RTL soll Högel-Interview entfernen

Artikel vom 25.01.2023

Christoph Kiefer

Steht auf der Kippe: das Interview mit Niels Högel in der Doku „Der Todespfleger“ Bild: Screenshot

Die Mediengruppe RTL soll die umstrittenen Interview-Passagen mit Pflegemörder Niels Högel in der Doku „Der Todespfleger“ entfernen. Das hat die Medienaufsicht nach langer Bedenkzeit entschieden. Ob RTL der Auflage folgt, ist offen.

Die Mediengruppe RTL muss das umstrittene Interview mit Patientenmörder Niels Högel aus der Doku „Der Todespfleger“ entfernen. Das hat die Direktorenkonferenz der Landesmedienanstalten (DLM) entschieden. Damit gibt die Medienaufsicht einer Beschwerde der Justizvollzugsanstalt Oldenburg recht, die gegen das nicht genehmigte telefonische Interview einer TV-Produktionsfirma mit Högel protestiert hatte.

Zustimmung bei der JVA

Anstaltsleiter Marco Koutsogiannakis begrüßte die Entscheidung. „Das ist absolut richtig und gut so“, sagte Koutsogiannakis unserer Redaktion auf Anfrage. „Unser Interview-Verbot wurde missachtet, deshalb haben wir dagegen protestiert.“ Die Produktionsfirma habe nach Darlegung der Medienaufsicht gegen die journalistische Sorgfaltspflicht verstoßen, sagte Koutsogiannakis. Eine schriftliche Begründung stehe aus, deshalb könne er noch nichts Näheres sagen. Die Entscheidung sei noch nicht endgültig; RTL habe die Möglichkeit, Rechtsmittel einzulegen. Ob die Sendergruppe das Votum akzeptiert, ist offen. Eine Sprecherin teilte am Montag auf Anfrage mit, die Beanstandung der Medienaufsicht werde geprüft.

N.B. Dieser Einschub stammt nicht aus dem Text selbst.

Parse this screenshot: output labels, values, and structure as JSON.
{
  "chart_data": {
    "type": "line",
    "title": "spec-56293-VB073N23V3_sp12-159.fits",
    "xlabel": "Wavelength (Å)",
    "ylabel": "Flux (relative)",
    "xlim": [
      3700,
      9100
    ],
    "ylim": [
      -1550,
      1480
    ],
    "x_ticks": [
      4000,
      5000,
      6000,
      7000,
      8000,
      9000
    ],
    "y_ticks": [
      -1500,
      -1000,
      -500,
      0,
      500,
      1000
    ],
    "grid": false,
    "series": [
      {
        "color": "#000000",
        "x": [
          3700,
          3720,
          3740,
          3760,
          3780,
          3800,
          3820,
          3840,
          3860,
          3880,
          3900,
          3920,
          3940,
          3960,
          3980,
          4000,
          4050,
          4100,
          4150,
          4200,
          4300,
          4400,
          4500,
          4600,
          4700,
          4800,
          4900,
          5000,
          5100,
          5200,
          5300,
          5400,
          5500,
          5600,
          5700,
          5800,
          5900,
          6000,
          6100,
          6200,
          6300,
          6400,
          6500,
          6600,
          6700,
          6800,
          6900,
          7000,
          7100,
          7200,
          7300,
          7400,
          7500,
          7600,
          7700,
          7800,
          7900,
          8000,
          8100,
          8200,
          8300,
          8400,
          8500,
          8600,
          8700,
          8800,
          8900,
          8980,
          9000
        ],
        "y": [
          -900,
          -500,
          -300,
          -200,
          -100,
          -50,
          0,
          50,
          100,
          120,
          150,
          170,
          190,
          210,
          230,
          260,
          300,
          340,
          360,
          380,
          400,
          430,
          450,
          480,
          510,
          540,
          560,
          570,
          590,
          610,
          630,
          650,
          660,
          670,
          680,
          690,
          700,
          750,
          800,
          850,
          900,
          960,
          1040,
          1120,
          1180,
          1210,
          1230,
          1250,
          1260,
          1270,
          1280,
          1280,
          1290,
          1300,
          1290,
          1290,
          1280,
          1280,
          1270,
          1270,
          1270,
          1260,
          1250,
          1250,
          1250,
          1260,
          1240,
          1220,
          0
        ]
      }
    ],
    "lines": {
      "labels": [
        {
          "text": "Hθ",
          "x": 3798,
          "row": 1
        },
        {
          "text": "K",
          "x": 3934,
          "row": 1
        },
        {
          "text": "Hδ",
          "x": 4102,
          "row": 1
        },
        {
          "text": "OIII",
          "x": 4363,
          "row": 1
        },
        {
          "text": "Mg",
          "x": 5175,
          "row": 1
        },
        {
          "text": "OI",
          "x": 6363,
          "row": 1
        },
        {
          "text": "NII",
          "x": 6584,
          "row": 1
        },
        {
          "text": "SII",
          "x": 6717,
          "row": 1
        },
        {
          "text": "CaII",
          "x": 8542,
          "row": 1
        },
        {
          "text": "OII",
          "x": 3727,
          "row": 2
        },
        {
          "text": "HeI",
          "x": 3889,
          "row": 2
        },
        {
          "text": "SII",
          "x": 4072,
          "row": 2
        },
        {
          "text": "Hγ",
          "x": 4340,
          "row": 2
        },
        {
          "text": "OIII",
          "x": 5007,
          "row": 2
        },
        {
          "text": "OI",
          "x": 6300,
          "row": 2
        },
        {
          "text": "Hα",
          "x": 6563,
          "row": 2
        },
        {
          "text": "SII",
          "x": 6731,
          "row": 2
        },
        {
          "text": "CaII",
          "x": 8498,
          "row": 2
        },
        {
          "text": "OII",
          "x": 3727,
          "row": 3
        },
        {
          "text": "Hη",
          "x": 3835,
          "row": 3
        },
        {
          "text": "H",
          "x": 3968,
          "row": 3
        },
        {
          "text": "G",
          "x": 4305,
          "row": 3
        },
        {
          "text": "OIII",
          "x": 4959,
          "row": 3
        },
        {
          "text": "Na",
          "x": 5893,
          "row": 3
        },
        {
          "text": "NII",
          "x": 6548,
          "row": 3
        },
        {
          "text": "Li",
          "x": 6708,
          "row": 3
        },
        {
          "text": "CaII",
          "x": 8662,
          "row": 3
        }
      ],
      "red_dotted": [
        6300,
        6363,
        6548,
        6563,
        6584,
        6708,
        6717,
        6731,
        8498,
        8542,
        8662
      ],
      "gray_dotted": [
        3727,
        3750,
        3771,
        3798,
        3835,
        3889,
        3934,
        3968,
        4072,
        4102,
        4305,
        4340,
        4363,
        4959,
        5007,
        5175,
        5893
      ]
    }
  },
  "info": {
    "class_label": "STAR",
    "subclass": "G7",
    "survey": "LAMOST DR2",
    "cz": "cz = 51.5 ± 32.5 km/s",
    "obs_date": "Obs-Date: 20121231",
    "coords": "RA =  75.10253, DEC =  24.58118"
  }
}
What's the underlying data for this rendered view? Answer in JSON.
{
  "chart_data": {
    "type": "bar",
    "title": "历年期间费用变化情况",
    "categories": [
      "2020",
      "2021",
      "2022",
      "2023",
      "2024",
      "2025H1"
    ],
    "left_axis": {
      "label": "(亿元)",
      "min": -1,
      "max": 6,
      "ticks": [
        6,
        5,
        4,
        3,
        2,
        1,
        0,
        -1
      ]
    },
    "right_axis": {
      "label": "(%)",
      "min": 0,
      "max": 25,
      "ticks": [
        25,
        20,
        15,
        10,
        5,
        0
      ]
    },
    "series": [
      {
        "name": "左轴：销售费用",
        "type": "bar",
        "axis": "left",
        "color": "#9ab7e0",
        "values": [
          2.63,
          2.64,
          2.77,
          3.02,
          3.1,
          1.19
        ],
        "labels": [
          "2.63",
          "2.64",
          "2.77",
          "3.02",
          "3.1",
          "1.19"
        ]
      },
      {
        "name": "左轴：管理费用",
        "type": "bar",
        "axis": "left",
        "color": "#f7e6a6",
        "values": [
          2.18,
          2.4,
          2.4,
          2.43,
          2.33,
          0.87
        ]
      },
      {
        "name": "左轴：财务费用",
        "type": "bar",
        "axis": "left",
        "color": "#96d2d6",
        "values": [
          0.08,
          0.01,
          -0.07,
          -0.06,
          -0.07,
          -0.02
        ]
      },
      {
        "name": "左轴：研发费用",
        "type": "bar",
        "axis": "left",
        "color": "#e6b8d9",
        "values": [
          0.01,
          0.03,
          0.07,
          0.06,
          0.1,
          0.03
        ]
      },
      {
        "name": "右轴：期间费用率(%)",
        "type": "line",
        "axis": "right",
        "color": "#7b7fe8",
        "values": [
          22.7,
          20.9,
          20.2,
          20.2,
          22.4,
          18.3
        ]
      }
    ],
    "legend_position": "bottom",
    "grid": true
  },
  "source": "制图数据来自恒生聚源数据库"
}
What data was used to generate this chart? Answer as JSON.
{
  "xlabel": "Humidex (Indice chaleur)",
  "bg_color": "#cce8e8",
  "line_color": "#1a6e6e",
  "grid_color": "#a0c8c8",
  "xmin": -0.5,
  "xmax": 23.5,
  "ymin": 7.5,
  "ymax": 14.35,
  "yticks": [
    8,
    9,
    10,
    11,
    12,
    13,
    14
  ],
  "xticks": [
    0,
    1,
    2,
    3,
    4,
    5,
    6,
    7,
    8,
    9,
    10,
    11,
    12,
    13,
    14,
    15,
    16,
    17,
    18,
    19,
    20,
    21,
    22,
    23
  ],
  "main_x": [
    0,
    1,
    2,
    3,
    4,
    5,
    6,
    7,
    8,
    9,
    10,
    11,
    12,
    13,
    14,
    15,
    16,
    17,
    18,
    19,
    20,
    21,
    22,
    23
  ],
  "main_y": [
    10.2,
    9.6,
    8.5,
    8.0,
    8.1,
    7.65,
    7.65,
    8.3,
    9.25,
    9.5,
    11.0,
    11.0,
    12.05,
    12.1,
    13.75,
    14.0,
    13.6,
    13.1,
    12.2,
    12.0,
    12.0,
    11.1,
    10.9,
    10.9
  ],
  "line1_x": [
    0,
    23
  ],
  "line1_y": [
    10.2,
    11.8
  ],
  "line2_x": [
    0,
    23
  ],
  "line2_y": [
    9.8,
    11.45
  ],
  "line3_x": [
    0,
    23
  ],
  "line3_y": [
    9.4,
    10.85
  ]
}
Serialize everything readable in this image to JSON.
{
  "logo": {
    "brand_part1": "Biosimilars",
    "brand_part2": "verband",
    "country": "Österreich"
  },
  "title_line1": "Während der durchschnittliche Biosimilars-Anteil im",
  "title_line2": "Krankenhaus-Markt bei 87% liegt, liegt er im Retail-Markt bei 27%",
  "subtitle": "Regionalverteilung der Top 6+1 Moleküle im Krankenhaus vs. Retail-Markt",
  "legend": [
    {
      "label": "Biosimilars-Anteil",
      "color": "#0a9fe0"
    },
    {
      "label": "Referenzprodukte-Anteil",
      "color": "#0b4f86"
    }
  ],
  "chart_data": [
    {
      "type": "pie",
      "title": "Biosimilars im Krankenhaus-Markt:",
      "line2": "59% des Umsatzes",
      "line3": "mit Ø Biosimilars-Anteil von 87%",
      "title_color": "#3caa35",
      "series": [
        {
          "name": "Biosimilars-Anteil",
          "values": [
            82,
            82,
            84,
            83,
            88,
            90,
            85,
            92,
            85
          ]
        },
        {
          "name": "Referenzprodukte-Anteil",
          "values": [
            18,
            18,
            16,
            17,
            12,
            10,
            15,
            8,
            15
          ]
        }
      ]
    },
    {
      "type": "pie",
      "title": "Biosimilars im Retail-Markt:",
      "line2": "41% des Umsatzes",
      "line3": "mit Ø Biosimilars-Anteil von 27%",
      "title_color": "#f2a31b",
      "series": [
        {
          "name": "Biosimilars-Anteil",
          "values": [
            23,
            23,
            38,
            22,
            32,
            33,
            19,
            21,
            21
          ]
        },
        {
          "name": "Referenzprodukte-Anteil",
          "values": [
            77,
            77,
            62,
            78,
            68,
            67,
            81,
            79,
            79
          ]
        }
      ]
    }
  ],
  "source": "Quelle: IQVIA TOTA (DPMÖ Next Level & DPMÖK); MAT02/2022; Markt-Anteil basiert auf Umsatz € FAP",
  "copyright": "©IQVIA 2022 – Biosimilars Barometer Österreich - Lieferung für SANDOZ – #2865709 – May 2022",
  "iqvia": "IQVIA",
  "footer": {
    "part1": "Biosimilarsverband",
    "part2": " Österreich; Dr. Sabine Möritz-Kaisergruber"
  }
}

„Der Todespfleger“ in vier Teilen

RTL hatte im September 2021 auf einer Streamingplattform eine vierteilige Doku unter dem Titel „Der Todespfleger“ veröffentlicht. Die vier Folgen zeichnen Ablauf und Hintergründe des Pflegemordskandals nach, der zwischen 2000 und 2005 mehr als 80 Patienten der Krankenhäuser Oldenburg und Delmenhorst das Leben gekostet hat. In der Doku kommen unter anderem damalige Kollegen, Prozess-Beobachter und Fachleute zu Wort. In mehreren Sequenzen spricht auch Högel selbst.

Gegen Högels Beteiligung an der Doku regte sich nach der Veröffentlichung massiver Widerstand. Die Gefängnisleitung hatte eine Interview-Genehmigung abgelehnt. Dennoch führte ein Mitarbeiter der Produktionsfirma ein Telefonat. Sein Name stand auf der Liste der Gesprächspartner, mit denen Högel aus dem Gefängnis heraus kommunizieren durfte. Überwacht wurden Högels Telefonate zu diesem Zeitpunkt nicht. RTL rechtfertigte mit Verweis auf den bestehenden Kontakt das Interview.

Gegen die Interview-Passagen hatten auch Vertreter der Hinterbliebenen der Högel-Opfer protestiert. Sie verwiesen auf die Geltungssucht, die Högel durch die Veröffentlichung befriedigen könne. Mehrere Gesprächspartner, die in der Doku auftreten, zeigten sich empört. Ihnen sei versichert worden, dass Högel in der Doku keine Bühne bekomme. RTL bestreitet entsprechende Zusagen.

Die Medienaufsicht hatte sich für die Entscheidung über die Beschwerde, die seit Herbst 2021 der Landesanstalt für Medien NRW vorliegt, ungewöhnlich viel Zeit gelassen. Im Februar 2022 hatte eine Sprecherin mitgeteilt, der Fall sei „nicht eindeutig“ und werde zur Prüfung in die Kommission für Zulassung und Aufsicht (ZAK) gegeben. Diese Kommission, das zentrale Organ der Medienanstalten in Deutschland, werde über den Fall entscheiden. Offenbar war die Antwort auf die Beschwerde aber auch in diesem Gremium nicht eindeutig – so zog sich die Entscheidung noch fast ein Jahr hin.